- Theatrical release poster
- Directed by: Bobcat Goldthwait
- Written by: Bobcat Goldthwait
- Produced by: Martin Pasetta
- Starring: Melinda Page Hamilton Bryce Johnson Geoff Pierson Colby French Jack Plotnick Bonita Friedericy
- Cinematography: Ian S. Takashi
- Edited by: Jason Stewart
- Music by: Gerald Brunskill
- Production company: HareBrained Films
- Distributed by: Roadside Attractions Samuel Goldwyn Films
- Release dates: January 21, 2006 (Sundance); September 21, 2007 (United States);
- Running time: 88 minutes
- Country: United States
- Language: English
- Box office: $638,627

= Sleeping Dogs Lie (2006 film) =

2006 American romantic black comedy film

Sleeping Dogs Lie (originally titled Stay and released in the United Kingdom as Sleeping Dogs) is a 2006 American romantic black comedy film written and directed by Bobcat Goldthwait. It stars Melinda Page Hamilton as a woman whose relationships are damaged when she reluctantly reveals that she committed an act of bestiality with her dog while in college.

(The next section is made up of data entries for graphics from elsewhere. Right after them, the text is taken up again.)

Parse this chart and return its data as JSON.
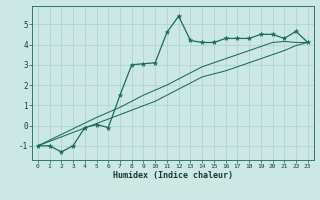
{
  "xlabel": "Humidex (Indice chaleur)",
  "ylabel": "",
  "bg_color": "#cce8e4",
  "grid_color": "#b0d4d0",
  "line_color": "#1a6b5e",
  "xlim": [
    -0.5,
    23.5
  ],
  "ylim": [
    -1.7,
    5.9
  ],
  "xticks": [
    0,
    1,
    2,
    3,
    4,
    5,
    6,
    7,
    8,
    9,
    10,
    11,
    12,
    13,
    14,
    15,
    16,
    17,
    18,
    19,
    20,
    21,
    22,
    23
  ],
  "yticks": [
    -1,
    0,
    1,
    2,
    3,
    4,
    5
  ],
  "line1_x": [
    0,
    1,
    2,
    3,
    4,
    5,
    6,
    7,
    8,
    9,
    10,
    11,
    12,
    13,
    14,
    15,
    16,
    17,
    18,
    19,
    20,
    21,
    22,
    23
  ],
  "line1_y": [
    -1.0,
    -1.0,
    -1.3,
    -1.0,
    -0.1,
    0.05,
    -0.1,
    1.5,
    3.0,
    3.05,
    3.1,
    4.6,
    5.4,
    4.2,
    4.1,
    4.1,
    4.3,
    4.3,
    4.3,
    4.5,
    4.5,
    4.3,
    4.65,
    4.1
  ],
  "line2_x": [
    0,
    1,
    2,
    3,
    4,
    5,
    6,
    7,
    8,
    9,
    10,
    11,
    12,
    13,
    14,
    15,
    16,
    17,
    18,
    19,
    20,
    21,
    22,
    23
  ],
  "line2_y": [
    -1.0,
    -0.78,
    -0.56,
    -0.34,
    -0.12,
    0.1,
    0.32,
    0.54,
    0.76,
    0.98,
    1.2,
    1.5,
    1.8,
    2.1,
    2.4,
    2.55,
    2.7,
    2.9,
    3.1,
    3.3,
    3.5,
    3.7,
    3.95,
    4.1
  ],
  "line3_x": [
    0,
    1,
    2,
    3,
    4,
    5,
    6,
    7,
    8,
    9,
    10,
    11,
    12,
    13,
    14,
    15,
    16,
    17,
    18,
    19,
    20,
    21,
    22,
    23
  ],
  "line3_y": [
    -1.0,
    -0.72,
    -0.44,
    -0.16,
    0.12,
    0.4,
    0.65,
    0.9,
    1.2,
    1.5,
    1.75,
    2.0,
    2.3,
    2.6,
    2.9,
    3.1,
    3.3,
    3.5,
    3.7,
    3.9,
    4.1,
    4.15,
    4.1,
    4.1
  ]
}
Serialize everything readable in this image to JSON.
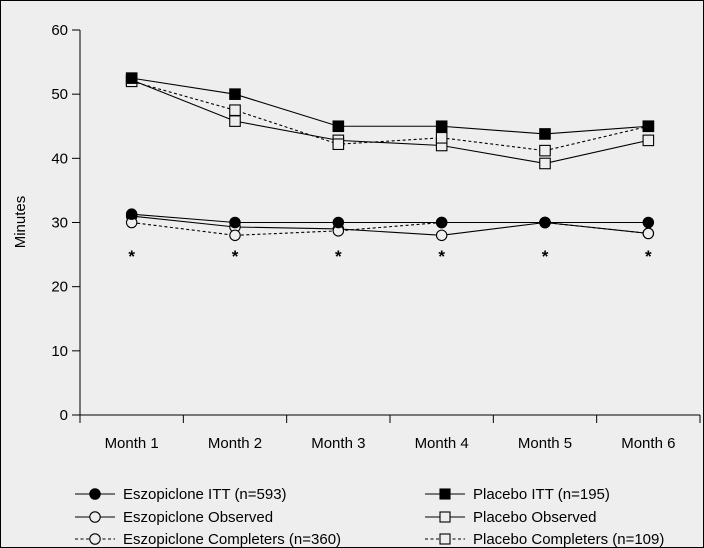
{
  "chart_data": {
    "type": "line",
    "title": "",
    "xlabel": "",
    "ylabel": "Minutes",
    "categories": [
      "Month 1",
      "Month 2",
      "Month 3",
      "Month 4",
      "Month 5",
      "Month 6"
    ],
    "ylim": [
      0,
      60
    ],
    "yticks": [
      0,
      10,
      20,
      30,
      40,
      50,
      60
    ],
    "grid": false,
    "legend_position": "bottom",
    "series": [
      {
        "name": "Eszopiclone ITT (n=593)",
        "values": [
          31.3,
          30.0,
          30.0,
          30.0,
          30.0,
          30.0
        ],
        "marker": "circle",
        "filled": true,
        "dashed": false
      },
      {
        "name": "Eszopiclone Observed",
        "values": [
          31.0,
          29.3,
          29.0,
          28.0,
          30.0,
          28.3
        ],
        "marker": "circle",
        "filled": false,
        "dashed": false
      },
      {
        "name": "Eszopiclone Completers (n=360)",
        "values": [
          30.0,
          28.0,
          28.7,
          30.0,
          30.0,
          28.3
        ],
        "marker": "circle",
        "filled": false,
        "dashed": true
      },
      {
        "name": "Placebo ITT (n=195)",
        "values": [
          52.5,
          50.0,
          45.0,
          45.0,
          43.8,
          45.0
        ],
        "marker": "square",
        "filled": true,
        "dashed": false
      },
      {
        "name": "Placebo Observed",
        "values": [
          52.2,
          45.8,
          42.8,
          42.0,
          39.2,
          42.8
        ],
        "marker": "square",
        "filled": false,
        "dashed": false
      },
      {
        "name": "Placebo Completers (n=109)",
        "values": [
          52.0,
          47.5,
          42.2,
          43.2,
          41.2,
          45.0
        ],
        "marker": "square",
        "filled": false,
        "dashed": true
      }
    ],
    "annotations": [
      {
        "text": "*",
        "category": "Month 1"
      },
      {
        "text": "*",
        "category": "Month 2"
      },
      {
        "text": "*",
        "category": "Month 3"
      },
      {
        "text": "*",
        "category": "Month 4"
      },
      {
        "text": "*",
        "category": "Month 5"
      },
      {
        "text": "*",
        "category": "Month 6"
      }
    ]
  }
}
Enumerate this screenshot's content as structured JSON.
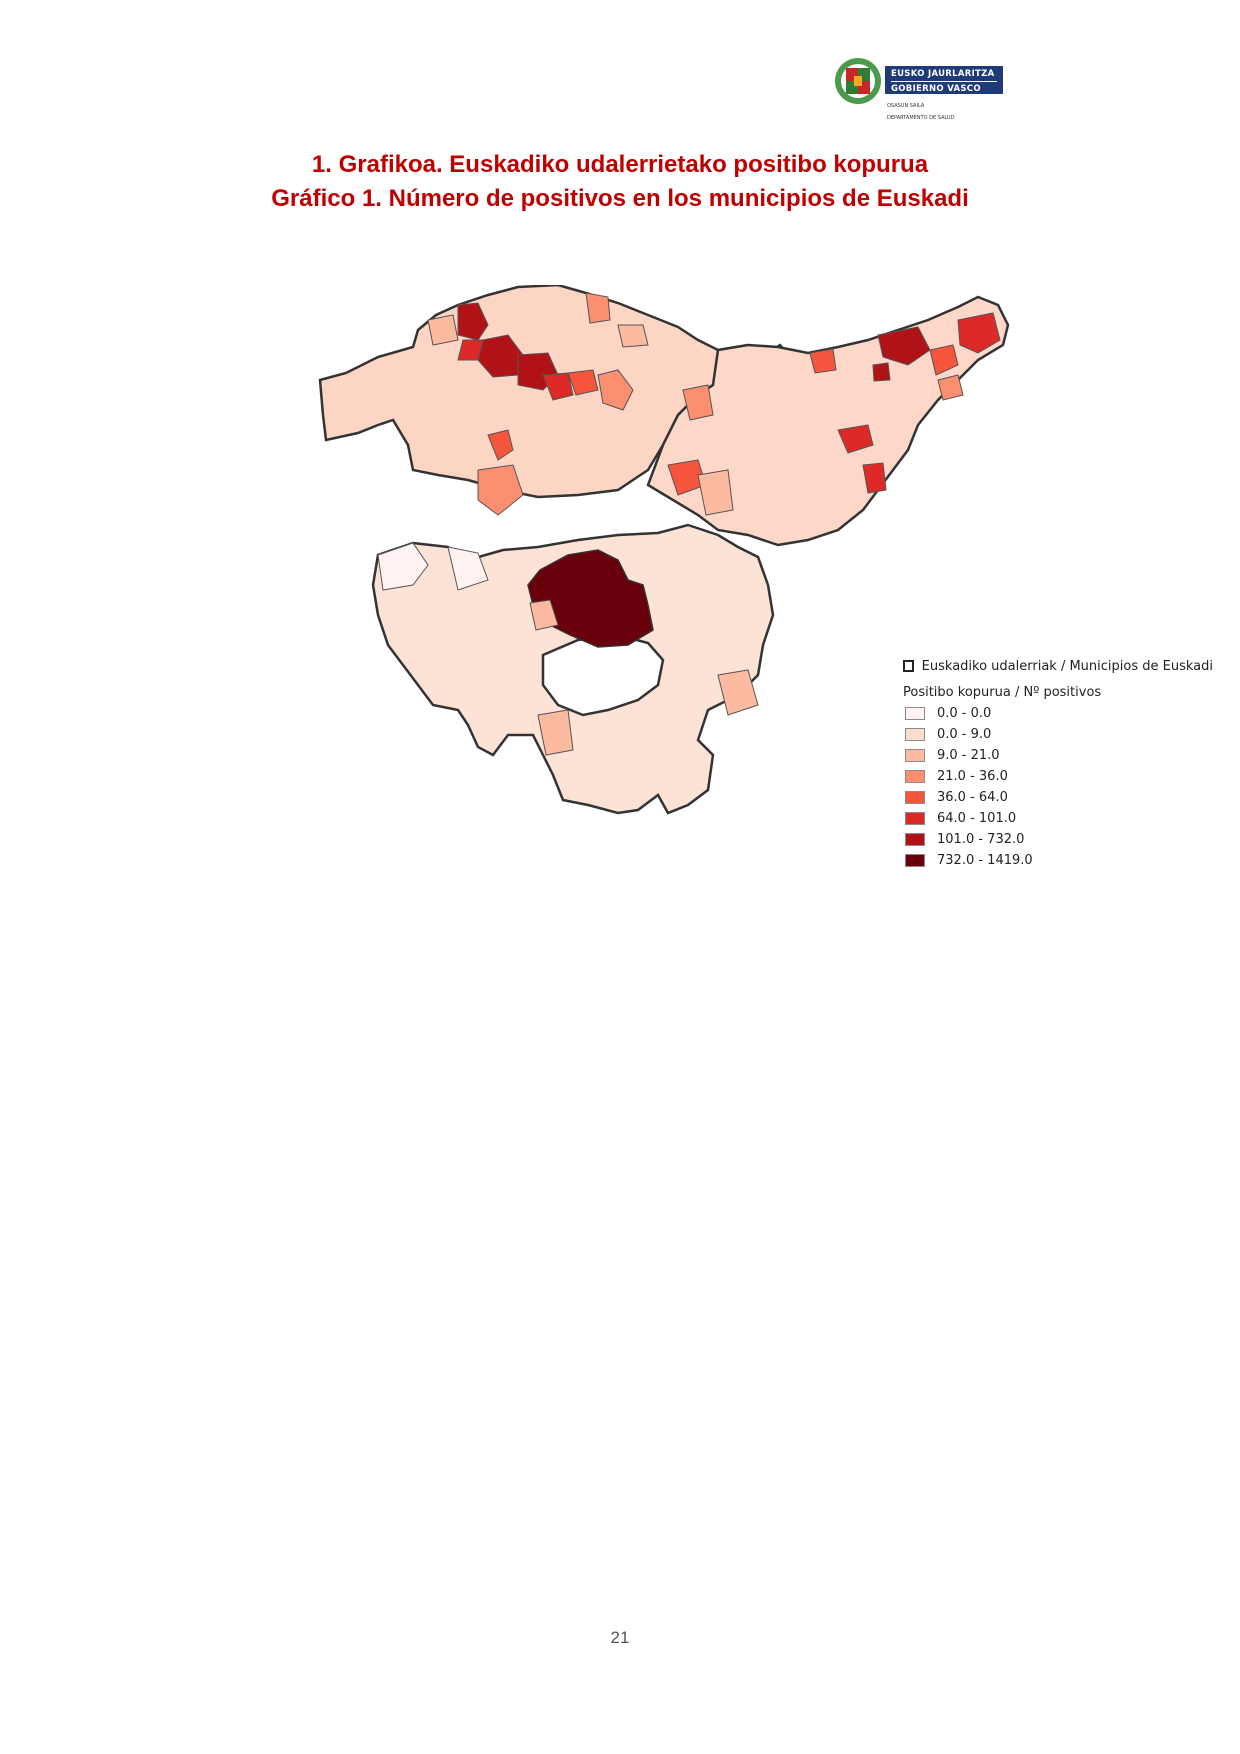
{
  "logo": {
    "line1": "EUSKO JAURLARITZA",
    "line2": "GOBIERNO VASCO",
    "sub1": "OSASUN SAILA",
    "sub2": "DEPARTAMENTO DE SALUD",
    "colors": {
      "bar": "#1f3a78",
      "emblem_green": "#2e7d32",
      "emblem_red": "#d32f2f"
    }
  },
  "title_eu": "1. Grafikoa. Euskadiko udalerrietako positibo kopurua",
  "title_es": "Gráfico 1. Número de positivos en los municipios de Euskadi",
  "legend": {
    "boundary_label": "Euskadiko udalerriak / Municipios de Euskadi",
    "heading": "Positibo kopurua / Nº positivos",
    "classes": [
      {
        "label": "0.0 - 0.0",
        "color": "#fef3f0"
      },
      {
        "label": "0.0 - 9.0",
        "color": "#fddcd0"
      },
      {
        "label": "9.0 - 21.0",
        "color": "#fcbba1"
      },
      {
        "label": "21.0 - 36.0",
        "color": "#fc8f6f"
      },
      {
        "label": "36.0 - 64.0",
        "color": "#f6553d"
      },
      {
        "label": "64.0 - 101.0",
        "color": "#de2a26"
      },
      {
        "label": "101.0 - 732.0",
        "color": "#b01218"
      },
      {
        "label": "732.0 - 1419.0",
        "color": "#6b000d"
      }
    ]
  },
  "page_number": "21"
}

The film has been cited as a favorite by filmmaker John Waters, who presented it as his annual selection at the 2007 Maryland Film Festival.

==Plot==
In college, 18-year-old Amy impulsively gave her dog, Rufus, oral sex. Eight years later, she lives a seemingly ordinary life as a schoolteacher and is engaged to nice-guy John. When John suggests complete honesty, Amy lies and tells him that she had a lesbian experience with her best friend Linda. On a trip to her parents' house, Amy finally relents to John's badgering and tells him. The next morning, Dougie, Amy's drug-addicted brother who had overheard the conversation, spills the beans at the breakfast table, and much to her parents' shock, Amy admits that he is right. Amy and John leave, as her father will not speak to her and her mother says that she is ashamed.

Once back, Amy and John's relationship is strained. Despite all their attempts to fix things, one night while drunk, John calls her a "dog-blowing cunt" and Amy decides to leave. She shacks up with Linda and her boyfriend Carl but leaves due to their noisy lovemaking. With the help of her co-worker Ed, Amy finds a new apartment and begins a relationship with Ed after he learns that his wife has been cheating on him.

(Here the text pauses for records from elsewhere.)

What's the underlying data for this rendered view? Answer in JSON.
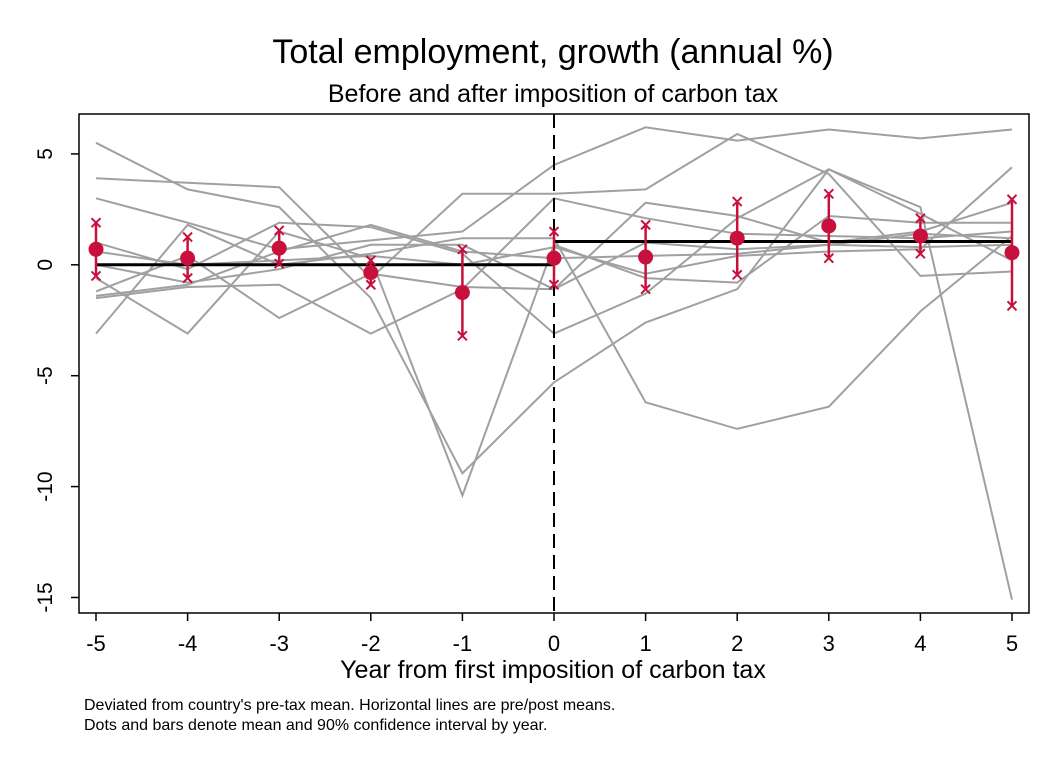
{
  "chart_data": {
    "type": "line",
    "title": "Total employment, growth (annual %)",
    "subtitle": "Before and after imposition of carbon tax",
    "xlabel": "Year from first imposition of carbon tax",
    "ylabel": "",
    "x": [
      -5,
      -4,
      -3,
      -2,
      -1,
      0,
      1,
      2,
      3,
      4,
      5
    ],
    "xlim": [
      -5,
      5
    ],
    "ylim": [
      -15.7,
      6.8
    ],
    "xticks": [
      "-5",
      "-4",
      "-3",
      "-2",
      "-1",
      "0",
      "1",
      "2",
      "3",
      "4",
      "5"
    ],
    "yticks": [
      {
        "value": 5,
        "label": "5"
      },
      {
        "value": 0,
        "label": "0"
      },
      {
        "value": -5,
        "label": "-5"
      },
      {
        "value": -10,
        "label": "-10"
      },
      {
        "value": -15,
        "label": "-15"
      }
    ],
    "vline_x": 0,
    "country_series": [
      {
        "values": [
          5.5,
          3.4,
          2.6,
          -1.5,
          -9.4,
          -5.3,
          -2.6,
          -1.1,
          4.3,
          2.6,
          -15.1
        ]
      },
      {
        "values": [
          3.9,
          3.7,
          3.5,
          -0.6,
          3.2,
          3.2,
          3.4,
          5.9,
          4.1,
          -0.5,
          -0.3
        ]
      },
      {
        "values": [
          3.0,
          1.9,
          0.7,
          1.1,
          1.5,
          4.5,
          6.2,
          5.6,
          6.1,
          5.7,
          6.1
        ]
      },
      {
        "values": [
          1.0,
          -0.2,
          1.9,
          1.7,
          0.5,
          -3.1,
          -1.3,
          2.1,
          4.3,
          2.3,
          0.2
        ]
      },
      {
        "values": [
          0.0,
          -0.8,
          -0.2,
          0.9,
          0.9,
          -1.1,
          1.0,
          0.7,
          0.9,
          1.4,
          1.2
        ]
      },
      {
        "values": [
          -0.6,
          -3.1,
          1.5,
          0.3,
          -10.4,
          0.9,
          -0.6,
          -0.8,
          2.2,
          1.9,
          1.9
        ]
      },
      {
        "values": [
          -1.2,
          0.4,
          -2.4,
          -0.4,
          -1.0,
          -1.1,
          2.8,
          2.2,
          1.0,
          1.5,
          2.8
        ]
      },
      {
        "values": [
          -1.5,
          -1.0,
          -0.9,
          -3.1,
          -1.1,
          3.0,
          2.1,
          1.4,
          1.3,
          1.2,
          1.5
        ]
      },
      {
        "values": [
          -3.1,
          1.8,
          0.0,
          0.5,
          1.2,
          1.2,
          -6.2,
          -7.4,
          -6.4,
          -2.1,
          1.3
        ]
      },
      {
        "values": [
          -1.4,
          -0.9,
          0.6,
          1.8,
          0.6,
          0.3,
          0.4,
          0.5,
          0.9,
          0.8,
          0.9
        ]
      },
      {
        "values": [
          0.6,
          0.0,
          0.2,
          0.4,
          0.0,
          0.8,
          -0.4,
          0.4,
          0.6,
          0.7,
          4.4
        ]
      }
    ],
    "pre_mean": {
      "x": [
        -5,
        0
      ],
      "y": 0
    },
    "post_mean": {
      "x": [
        0,
        5
      ],
      "y": 1.05
    },
    "means": [
      0.7,
      0.3,
      0.75,
      -0.35,
      -1.25,
      0.3,
      0.35,
      1.2,
      1.75,
      1.3,
      0.55
    ],
    "ci_lower": [
      -0.5,
      -0.6,
      0.05,
      -0.9,
      -3.2,
      -0.9,
      -1.1,
      -0.45,
      0.3,
      0.5,
      -1.85
    ],
    "ci_upper": [
      1.9,
      1.25,
      1.55,
      0.2,
      0.7,
      1.5,
      1.8,
      2.85,
      3.2,
      2.1,
      2.95
    ],
    "grid": false,
    "colors": {
      "country": "#a0a0a0",
      "mean": "#c8103d",
      "mean_line": "#000000"
    }
  },
  "notes": [
    "Deviated from country's pre-tax mean. Horizontal lines are pre/post means.",
    "Dots and bars denote mean and 90% confidence interval by year."
  ]
}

After Amy's mother dies of an aneurysm, Amy returns home and reconciles with her father, who gives her a letter her mother had written her prior to her death. Amy and Ed visit Dougie in prison to inform him of their mother's death. He instantly begins to blame Amy, who leaves quickly before Ed can figure out what Dougie is trying to say. Sometime later, Ed and his wife are trying to work things out and Amy realizes her feelings for Ed. As it does not work out between Ed and his wife, Amy and he became a couple. Ed thinks he has discovered Amy's secret; she was pregnant and engaged to John but got an abortion and her parents were incensed. Amy decides to go with the lie, thus letting "sleeping dogs lie."

==Reception==
Review aggregator website Rotten Tomatoes reported a 66% approval rating with an average rating of 6.2/10 based on 53 reviews. The website's consensus reads, "Though Sleeping Dogs Lie treats its subject and characters humanely, it's unable to overcome the low-budget production and Bobcat Goldthwait's pedestrian directing." Metacritic, which uses a weighted average, assigned the a score of 63 out of 100, based on 13 critics, indicating "generally favorable" reviews.

The New York Times said in its review, "“Sleeping Dogs Lie” doesn't pretend to be more than it is: a blunt, provocative comedy sketch whose visual look is almost as bare as that of an episode of the underappreciated Home Box Office series “Lucky Louie.” The acting, especially by Ms. Hamilton, is better than serviceable. Almost everyone in the movie has a pet dog leering in the background."